Congress has approved $320 billion more in loans that could help electric cooperatives and other small businesses pay their employees and continue to operate in the midst of the coronavirus pandemic.
Lawmakers voted overwhelmingly to approve the additional money for the Paycheck Protection Program, which was so popular that it ran out of its original $350 billion in funds within weeks. The program, created as part of the CARES Act that Congress passed in March, allows small businesses to receive loan forgiveness if they use the money to keep employees on the payroll and to pay utility bills, mortgages and rent during the crisis.
The businesses do not have to pay back the loans if they use them for the intended purposes and maintain the same number of employees and compensation levels, according to the U.S. Department of the Treasury.
NRECA has been pushing the Small Business Administration and the Treasury Department to ensure that electric co-ops, as small businesses themselves, qualify for the loans. So far, decisions by SBA-approved lenders have been inconsistent, with some co-ops receiving aid while others—sometimes in the same state—are told they don’t qualify.
“Because electric co-ops face the same challenges as many other small businesses, the Small Business Administration should ensure that those who need this federal assistance are eligible to participate in the Paycheck Protection Program,” said Louis Finkel, NRECA’s senior vice president of government relations. “Congress agrees, including a bipartisan group of 164 House and 43 Senate leaders who recently sent letters to the Treasury Department and SBA calling for swift clarification on this issue.”
The latest funding for the program was part of a nearly $500 billion package that includes $60 billion for the SBA’s Economic Injury Disaster Loan and grant program, $75 billion for hospitals and healthcare providers and $25 billion for state-led coronavirus testing. The Senate passed the bill on Tuesday, followed by the House on Thursday.
NRECA is also urging Congress to provide a safety net as co-ops face budget shortfalls while consumer-members struggle to pay their electric bills during the pandemic. Many co-ops also are losing electric sales as businesses and factories scale back their operations or close.
The impact of lost electric load and unpaid bills is projected to total $10 billion through 2022, according to research by Russell Tucker, NRECA’s chief economist.

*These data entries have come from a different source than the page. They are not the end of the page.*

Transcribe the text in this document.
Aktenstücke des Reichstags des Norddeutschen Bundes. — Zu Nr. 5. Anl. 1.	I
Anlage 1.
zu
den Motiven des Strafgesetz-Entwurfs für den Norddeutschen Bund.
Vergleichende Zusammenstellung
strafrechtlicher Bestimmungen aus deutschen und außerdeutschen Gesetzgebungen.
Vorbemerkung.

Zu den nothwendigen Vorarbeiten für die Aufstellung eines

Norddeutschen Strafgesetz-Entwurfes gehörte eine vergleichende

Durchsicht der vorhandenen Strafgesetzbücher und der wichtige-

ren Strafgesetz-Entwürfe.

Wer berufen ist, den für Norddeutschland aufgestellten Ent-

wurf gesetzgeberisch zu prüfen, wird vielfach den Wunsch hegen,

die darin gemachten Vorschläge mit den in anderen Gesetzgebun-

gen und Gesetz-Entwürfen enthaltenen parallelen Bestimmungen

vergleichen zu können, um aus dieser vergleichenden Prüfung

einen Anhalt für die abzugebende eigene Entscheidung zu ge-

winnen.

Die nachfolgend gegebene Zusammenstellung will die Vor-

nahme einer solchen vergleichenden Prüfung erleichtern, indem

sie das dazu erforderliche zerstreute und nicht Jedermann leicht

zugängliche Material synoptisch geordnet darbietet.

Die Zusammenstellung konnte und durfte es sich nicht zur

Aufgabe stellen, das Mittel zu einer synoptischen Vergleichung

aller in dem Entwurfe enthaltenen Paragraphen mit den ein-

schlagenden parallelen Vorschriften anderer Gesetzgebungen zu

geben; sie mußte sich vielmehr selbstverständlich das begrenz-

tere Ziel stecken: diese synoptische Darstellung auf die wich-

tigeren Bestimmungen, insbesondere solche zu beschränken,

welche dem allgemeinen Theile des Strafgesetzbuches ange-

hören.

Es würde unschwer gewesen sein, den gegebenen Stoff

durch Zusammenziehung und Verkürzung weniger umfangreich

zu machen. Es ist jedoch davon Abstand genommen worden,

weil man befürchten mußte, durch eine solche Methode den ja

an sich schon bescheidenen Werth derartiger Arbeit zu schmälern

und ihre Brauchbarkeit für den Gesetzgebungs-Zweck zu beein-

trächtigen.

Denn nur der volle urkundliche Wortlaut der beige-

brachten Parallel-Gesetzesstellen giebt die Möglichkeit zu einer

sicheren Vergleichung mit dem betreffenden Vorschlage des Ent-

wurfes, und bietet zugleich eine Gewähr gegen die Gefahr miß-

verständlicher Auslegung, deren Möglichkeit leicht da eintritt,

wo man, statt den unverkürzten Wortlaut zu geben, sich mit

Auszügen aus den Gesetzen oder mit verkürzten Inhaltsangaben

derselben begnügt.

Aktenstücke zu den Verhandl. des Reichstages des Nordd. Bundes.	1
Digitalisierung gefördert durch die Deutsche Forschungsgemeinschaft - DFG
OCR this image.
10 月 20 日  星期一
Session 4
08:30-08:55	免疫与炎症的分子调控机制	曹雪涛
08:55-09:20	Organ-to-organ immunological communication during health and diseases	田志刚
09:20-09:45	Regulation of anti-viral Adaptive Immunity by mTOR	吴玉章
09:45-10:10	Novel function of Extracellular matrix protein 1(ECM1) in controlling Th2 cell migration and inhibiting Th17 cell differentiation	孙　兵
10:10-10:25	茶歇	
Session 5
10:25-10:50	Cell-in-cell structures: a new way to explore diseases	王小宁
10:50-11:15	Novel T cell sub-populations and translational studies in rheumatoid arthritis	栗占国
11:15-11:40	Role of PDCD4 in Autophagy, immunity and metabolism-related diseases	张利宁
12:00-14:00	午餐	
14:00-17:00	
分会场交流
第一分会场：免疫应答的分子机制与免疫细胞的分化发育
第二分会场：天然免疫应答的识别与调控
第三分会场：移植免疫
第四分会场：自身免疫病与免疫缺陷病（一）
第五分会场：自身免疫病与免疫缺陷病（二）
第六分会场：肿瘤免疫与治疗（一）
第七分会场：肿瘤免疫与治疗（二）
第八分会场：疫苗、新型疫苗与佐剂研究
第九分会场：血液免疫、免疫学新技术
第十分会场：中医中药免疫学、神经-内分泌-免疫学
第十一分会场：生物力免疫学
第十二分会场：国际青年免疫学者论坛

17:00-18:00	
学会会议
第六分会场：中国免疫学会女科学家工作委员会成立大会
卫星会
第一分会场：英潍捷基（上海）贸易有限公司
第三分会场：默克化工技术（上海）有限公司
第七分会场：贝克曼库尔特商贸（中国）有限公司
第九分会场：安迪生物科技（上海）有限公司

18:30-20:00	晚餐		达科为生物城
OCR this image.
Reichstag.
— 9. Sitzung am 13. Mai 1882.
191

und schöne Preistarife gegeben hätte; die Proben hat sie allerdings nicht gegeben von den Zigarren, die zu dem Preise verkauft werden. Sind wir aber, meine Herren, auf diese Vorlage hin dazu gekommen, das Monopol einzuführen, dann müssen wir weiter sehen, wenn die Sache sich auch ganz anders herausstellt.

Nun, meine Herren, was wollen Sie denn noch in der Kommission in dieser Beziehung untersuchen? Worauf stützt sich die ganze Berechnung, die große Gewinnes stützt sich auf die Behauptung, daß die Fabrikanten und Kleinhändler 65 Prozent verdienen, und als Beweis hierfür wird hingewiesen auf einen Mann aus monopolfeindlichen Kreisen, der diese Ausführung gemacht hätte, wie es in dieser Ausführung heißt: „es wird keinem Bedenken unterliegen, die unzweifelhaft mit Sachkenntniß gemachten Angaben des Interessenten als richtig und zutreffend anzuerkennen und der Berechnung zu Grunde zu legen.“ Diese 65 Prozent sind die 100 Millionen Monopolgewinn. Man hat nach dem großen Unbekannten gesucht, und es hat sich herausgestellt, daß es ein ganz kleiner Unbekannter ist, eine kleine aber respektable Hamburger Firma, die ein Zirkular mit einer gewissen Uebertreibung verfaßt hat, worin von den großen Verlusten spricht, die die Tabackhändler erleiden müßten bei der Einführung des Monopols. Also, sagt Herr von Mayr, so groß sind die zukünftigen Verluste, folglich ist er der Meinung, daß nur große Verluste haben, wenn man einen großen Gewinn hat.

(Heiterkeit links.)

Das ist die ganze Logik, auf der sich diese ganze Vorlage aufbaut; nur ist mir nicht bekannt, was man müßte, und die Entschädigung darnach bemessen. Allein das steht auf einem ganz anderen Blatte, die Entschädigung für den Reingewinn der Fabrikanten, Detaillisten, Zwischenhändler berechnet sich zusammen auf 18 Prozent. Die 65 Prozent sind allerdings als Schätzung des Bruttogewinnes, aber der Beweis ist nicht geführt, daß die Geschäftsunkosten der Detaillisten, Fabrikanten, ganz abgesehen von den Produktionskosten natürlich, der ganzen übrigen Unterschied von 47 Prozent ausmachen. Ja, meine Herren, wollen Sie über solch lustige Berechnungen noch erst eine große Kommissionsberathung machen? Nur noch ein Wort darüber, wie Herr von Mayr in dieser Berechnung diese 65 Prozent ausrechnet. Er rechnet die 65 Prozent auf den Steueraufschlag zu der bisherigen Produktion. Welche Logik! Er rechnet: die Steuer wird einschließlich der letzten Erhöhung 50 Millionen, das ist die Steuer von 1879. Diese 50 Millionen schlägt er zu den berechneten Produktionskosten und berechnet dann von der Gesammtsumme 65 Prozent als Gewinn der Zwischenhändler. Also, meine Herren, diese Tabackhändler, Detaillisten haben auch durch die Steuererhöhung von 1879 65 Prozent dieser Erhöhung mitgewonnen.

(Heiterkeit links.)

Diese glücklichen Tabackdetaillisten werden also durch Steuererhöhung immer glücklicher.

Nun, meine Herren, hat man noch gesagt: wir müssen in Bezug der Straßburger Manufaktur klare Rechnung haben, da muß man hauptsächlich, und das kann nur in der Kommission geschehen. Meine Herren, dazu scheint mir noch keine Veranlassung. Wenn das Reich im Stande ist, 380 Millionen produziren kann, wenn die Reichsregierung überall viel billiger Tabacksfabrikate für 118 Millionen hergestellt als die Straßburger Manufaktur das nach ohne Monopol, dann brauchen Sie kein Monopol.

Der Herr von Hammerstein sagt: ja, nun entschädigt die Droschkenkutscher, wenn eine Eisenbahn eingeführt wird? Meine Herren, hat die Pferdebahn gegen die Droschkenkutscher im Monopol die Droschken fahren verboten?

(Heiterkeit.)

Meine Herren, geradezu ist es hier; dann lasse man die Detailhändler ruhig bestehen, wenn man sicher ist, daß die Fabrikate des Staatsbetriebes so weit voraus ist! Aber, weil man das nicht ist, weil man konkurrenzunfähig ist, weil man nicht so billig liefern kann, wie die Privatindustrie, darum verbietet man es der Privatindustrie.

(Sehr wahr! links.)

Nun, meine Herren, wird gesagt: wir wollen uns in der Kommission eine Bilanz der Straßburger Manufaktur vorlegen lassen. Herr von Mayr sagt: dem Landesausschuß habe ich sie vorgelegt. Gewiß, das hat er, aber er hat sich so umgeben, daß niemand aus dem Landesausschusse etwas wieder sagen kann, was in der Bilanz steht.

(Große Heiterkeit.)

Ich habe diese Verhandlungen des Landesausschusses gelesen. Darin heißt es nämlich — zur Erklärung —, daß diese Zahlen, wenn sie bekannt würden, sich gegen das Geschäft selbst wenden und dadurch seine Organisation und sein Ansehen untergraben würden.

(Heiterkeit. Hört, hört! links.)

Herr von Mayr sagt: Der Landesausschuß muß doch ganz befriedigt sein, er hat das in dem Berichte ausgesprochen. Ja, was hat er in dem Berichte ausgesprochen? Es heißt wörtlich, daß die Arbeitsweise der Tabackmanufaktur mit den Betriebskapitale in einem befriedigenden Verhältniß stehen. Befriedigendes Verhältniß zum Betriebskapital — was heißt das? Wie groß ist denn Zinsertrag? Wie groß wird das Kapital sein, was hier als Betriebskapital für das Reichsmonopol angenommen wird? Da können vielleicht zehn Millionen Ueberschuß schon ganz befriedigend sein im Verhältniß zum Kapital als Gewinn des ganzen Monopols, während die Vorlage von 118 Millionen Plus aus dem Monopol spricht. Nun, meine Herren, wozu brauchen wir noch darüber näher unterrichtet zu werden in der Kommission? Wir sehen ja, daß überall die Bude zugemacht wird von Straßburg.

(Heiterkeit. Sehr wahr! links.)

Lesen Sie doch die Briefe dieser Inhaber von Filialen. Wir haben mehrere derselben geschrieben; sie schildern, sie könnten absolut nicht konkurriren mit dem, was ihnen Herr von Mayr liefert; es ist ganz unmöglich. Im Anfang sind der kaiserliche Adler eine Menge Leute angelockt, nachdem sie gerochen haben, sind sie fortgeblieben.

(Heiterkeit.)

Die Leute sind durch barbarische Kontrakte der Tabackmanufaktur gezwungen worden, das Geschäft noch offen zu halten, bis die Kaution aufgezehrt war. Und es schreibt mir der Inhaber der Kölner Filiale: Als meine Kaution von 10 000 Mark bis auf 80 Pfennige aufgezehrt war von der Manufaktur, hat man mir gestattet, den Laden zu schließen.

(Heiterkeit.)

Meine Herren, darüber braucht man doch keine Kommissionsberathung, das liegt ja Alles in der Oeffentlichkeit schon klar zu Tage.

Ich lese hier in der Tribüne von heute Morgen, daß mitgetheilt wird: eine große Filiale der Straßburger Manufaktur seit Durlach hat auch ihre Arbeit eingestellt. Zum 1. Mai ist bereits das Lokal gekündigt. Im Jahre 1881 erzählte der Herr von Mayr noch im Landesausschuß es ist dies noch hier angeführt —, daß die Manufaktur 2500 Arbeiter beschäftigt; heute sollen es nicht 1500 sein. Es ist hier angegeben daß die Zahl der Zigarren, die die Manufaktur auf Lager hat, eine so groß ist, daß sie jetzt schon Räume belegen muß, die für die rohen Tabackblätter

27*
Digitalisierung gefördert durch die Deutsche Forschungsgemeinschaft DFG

Lawmakers are expected to consider another sweeping relief bill later this spring as a follow-up to the $2 trillion CARES Act. As part of the next legislation, NRECA will also be seeking a provision directing the U.S. Department of Agriculture’s Rural Utilities Service program to help co-ops save money immediately by taking advantage of historically low interest rates to reprice or refinance RUS debt without penalties for borrowers. Co-ops hold more than $40 billion in RUS electric program loans.
NRECA also is asking Congress to increase the amount of lending available under the RUS Guaranteed Underwriter Program. It provides guarantees for loans made to co-ops by private cooperative banks such as the National Rural Utilities Cooperative Finance Corp. (CFC) and CoBank.
Erin Kelly is a staff writer at NRECA.